We recently talked on IRC about a possible compiler optimisation, maybe this would be something that could interest you?
Erlang has the inline_list_funcs
compiler option that inlines some functions from the lists
module, like lists:map/2
. This can sometimes give significant performance benefit, since it’s capable of removing the anonymous function and, at the same time, allows you to maintain clean code without having to do by-hand recursion everywhere.
The downside is that now the lists
module can’t be safely reloaded - if the implementation changes, the inlined code won’t and this could lead to various subtle bugs (that’s why Erlang doesn’t do cross-module inlining beside those lists functions, and even that is hidden behind a flag). Fortunately that’s not a big issue if you don’t plan on using hot reloading at all, or you concede that you won’t be able to hot reload the standard library. This is a fair choice in many situations.
The idea is to introduce something similar for Elixir’s Enum
module. The problem is that Enum
is polymorphic and we’re able only to inline the cases where we operate on lists. Fortunately, there are many situations where we know a value will be a list at compile time - the biggest source of that knowledge are chained Enum
calls - they always return lists, no matter what was the initial enumerable. Another case we know we have a list is when faced with a is_list/1
guard.
Since this would give a similar reloading tradeoff, if would need to be hidden behind a compiler flag or, as is the case with Erlang, a module attribute.
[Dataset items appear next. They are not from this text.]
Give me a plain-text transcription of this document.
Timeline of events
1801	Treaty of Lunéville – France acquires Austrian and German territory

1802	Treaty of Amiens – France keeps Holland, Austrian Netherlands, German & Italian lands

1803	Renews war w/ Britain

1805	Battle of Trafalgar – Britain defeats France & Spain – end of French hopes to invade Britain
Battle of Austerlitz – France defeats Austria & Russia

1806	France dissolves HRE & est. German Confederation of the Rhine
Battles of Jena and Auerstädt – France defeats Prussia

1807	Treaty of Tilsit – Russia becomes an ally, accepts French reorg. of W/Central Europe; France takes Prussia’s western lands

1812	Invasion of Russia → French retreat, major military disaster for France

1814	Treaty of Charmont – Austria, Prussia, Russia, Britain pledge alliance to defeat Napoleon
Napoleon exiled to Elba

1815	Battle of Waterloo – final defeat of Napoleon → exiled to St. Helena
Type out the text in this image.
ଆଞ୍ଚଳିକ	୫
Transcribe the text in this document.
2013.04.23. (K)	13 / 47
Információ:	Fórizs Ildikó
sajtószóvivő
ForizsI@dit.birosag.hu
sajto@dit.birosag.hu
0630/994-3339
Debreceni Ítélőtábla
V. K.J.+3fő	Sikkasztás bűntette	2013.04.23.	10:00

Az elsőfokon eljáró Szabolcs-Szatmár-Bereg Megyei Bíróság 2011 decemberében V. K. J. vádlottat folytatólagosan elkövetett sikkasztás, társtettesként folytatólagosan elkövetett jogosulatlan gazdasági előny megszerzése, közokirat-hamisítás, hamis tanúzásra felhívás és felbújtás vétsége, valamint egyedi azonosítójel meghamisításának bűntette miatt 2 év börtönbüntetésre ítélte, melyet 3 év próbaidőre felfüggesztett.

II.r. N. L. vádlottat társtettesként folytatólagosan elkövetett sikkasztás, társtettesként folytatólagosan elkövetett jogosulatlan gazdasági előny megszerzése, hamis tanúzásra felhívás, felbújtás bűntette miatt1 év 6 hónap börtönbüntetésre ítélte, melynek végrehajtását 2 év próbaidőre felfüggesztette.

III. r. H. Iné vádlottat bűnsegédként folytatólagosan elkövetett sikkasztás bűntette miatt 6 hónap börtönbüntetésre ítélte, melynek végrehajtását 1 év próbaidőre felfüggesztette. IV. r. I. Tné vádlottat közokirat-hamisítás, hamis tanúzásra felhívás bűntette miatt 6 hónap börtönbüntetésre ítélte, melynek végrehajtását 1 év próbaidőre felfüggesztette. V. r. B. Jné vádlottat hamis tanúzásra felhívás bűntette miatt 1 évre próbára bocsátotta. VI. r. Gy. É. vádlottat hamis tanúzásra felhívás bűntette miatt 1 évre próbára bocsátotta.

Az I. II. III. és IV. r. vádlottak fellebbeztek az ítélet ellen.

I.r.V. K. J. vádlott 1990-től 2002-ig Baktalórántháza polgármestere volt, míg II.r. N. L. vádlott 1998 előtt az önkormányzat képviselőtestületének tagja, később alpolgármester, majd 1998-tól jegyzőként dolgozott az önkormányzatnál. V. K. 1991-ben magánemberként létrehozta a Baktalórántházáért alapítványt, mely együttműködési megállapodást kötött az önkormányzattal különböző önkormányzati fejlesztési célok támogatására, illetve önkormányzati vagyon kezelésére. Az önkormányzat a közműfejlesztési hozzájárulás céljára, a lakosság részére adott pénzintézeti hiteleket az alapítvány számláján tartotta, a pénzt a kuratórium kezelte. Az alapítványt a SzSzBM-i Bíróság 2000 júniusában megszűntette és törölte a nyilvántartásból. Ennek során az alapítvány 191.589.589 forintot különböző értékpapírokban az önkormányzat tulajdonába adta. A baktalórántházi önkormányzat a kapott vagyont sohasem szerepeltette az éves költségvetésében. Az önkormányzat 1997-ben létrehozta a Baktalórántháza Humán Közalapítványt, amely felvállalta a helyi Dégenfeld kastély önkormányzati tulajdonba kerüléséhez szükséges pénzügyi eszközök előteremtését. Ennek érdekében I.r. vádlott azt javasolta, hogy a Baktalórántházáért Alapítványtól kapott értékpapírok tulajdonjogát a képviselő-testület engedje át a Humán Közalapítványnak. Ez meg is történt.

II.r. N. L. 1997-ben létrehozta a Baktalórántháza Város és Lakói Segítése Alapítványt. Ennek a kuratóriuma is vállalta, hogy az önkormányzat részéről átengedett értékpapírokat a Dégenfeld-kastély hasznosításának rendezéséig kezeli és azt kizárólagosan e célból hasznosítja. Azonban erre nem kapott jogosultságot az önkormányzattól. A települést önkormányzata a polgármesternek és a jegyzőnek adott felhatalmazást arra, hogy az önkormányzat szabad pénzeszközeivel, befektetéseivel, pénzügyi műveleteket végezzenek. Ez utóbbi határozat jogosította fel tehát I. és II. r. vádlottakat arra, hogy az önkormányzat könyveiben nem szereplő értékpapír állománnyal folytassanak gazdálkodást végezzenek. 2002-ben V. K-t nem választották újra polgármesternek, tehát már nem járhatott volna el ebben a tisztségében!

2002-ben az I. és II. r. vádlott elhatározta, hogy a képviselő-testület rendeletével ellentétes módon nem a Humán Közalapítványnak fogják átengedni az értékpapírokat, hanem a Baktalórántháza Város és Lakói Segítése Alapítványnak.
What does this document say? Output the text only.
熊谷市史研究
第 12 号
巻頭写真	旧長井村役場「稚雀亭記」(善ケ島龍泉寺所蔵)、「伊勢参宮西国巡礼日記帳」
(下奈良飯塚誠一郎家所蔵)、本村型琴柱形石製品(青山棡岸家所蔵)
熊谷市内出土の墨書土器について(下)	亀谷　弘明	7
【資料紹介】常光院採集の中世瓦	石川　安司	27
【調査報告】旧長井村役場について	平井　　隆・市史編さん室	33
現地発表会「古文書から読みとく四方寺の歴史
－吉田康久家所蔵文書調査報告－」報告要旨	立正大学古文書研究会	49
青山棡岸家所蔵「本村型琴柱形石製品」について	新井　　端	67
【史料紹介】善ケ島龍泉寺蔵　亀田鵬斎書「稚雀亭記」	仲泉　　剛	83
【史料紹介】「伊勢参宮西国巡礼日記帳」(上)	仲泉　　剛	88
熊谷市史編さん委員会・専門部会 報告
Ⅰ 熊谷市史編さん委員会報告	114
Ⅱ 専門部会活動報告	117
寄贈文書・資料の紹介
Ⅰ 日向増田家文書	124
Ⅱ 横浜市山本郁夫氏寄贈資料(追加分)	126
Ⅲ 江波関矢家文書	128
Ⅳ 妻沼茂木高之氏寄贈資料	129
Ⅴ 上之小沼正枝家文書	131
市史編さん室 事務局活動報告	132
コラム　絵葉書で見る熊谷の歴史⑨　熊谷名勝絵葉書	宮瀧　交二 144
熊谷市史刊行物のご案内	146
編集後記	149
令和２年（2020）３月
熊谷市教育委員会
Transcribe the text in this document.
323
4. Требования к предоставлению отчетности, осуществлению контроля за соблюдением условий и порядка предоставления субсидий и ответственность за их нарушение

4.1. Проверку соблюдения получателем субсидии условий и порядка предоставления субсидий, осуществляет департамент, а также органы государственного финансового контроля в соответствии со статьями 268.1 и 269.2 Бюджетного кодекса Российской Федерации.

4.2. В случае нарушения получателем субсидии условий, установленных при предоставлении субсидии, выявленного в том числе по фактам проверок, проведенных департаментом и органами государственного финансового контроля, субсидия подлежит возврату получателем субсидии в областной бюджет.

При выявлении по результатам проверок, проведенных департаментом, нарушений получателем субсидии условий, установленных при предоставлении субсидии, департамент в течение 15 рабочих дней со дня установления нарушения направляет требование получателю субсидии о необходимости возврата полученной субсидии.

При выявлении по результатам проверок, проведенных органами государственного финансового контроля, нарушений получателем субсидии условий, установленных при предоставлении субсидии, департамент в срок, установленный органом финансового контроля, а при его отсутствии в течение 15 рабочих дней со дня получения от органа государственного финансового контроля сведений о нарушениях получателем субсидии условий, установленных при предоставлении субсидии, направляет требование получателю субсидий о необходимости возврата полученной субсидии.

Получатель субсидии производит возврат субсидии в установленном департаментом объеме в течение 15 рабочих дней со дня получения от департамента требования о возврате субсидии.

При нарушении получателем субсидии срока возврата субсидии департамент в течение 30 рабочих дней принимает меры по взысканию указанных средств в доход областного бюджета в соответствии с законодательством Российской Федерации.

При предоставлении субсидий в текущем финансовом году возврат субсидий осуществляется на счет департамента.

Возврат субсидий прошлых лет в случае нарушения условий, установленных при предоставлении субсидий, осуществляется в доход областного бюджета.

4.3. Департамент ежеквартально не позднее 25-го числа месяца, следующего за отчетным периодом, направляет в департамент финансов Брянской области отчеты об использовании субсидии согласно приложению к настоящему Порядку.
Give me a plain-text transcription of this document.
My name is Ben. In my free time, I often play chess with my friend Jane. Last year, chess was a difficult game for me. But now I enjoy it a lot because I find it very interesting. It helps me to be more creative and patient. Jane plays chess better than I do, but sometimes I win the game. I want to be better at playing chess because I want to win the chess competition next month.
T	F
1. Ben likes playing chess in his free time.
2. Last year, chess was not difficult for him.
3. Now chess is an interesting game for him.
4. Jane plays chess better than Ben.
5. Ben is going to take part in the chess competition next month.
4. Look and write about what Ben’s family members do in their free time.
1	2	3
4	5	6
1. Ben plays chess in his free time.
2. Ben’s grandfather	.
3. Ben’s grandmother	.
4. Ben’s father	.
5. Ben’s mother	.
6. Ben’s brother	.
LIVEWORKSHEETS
Probably the easiest way to implement this would be to turn the Enum
calls in places we know will use lists into calls to the appropriate functions from lists
module and turning on the Erlang optimisation. There’s also a possibility of experimenting with a more aggressive approach replacing, for example, an Enum.map
call with something like:
Enum.map(value, fun)
# turns into
case value do
list when is_list(list) -> :lists.map(value, fun)
other -> Enum.map(other, fun)
end
Of course it would be necessary to measure if such changes indeed give the expected performance benefits and check the code bloat that the inlining provokes. Fortunately delegating the bulk of work to the erlang compiler would allow us to follow best practices established there, for free.
A similar inlining could be done for some functions from the Map
module - things like Map.get/3
translate cleanly into a single case
expression. There is no polymorphism issue in that case, the only thing to consider would be making sure we raise the same errors on bad values.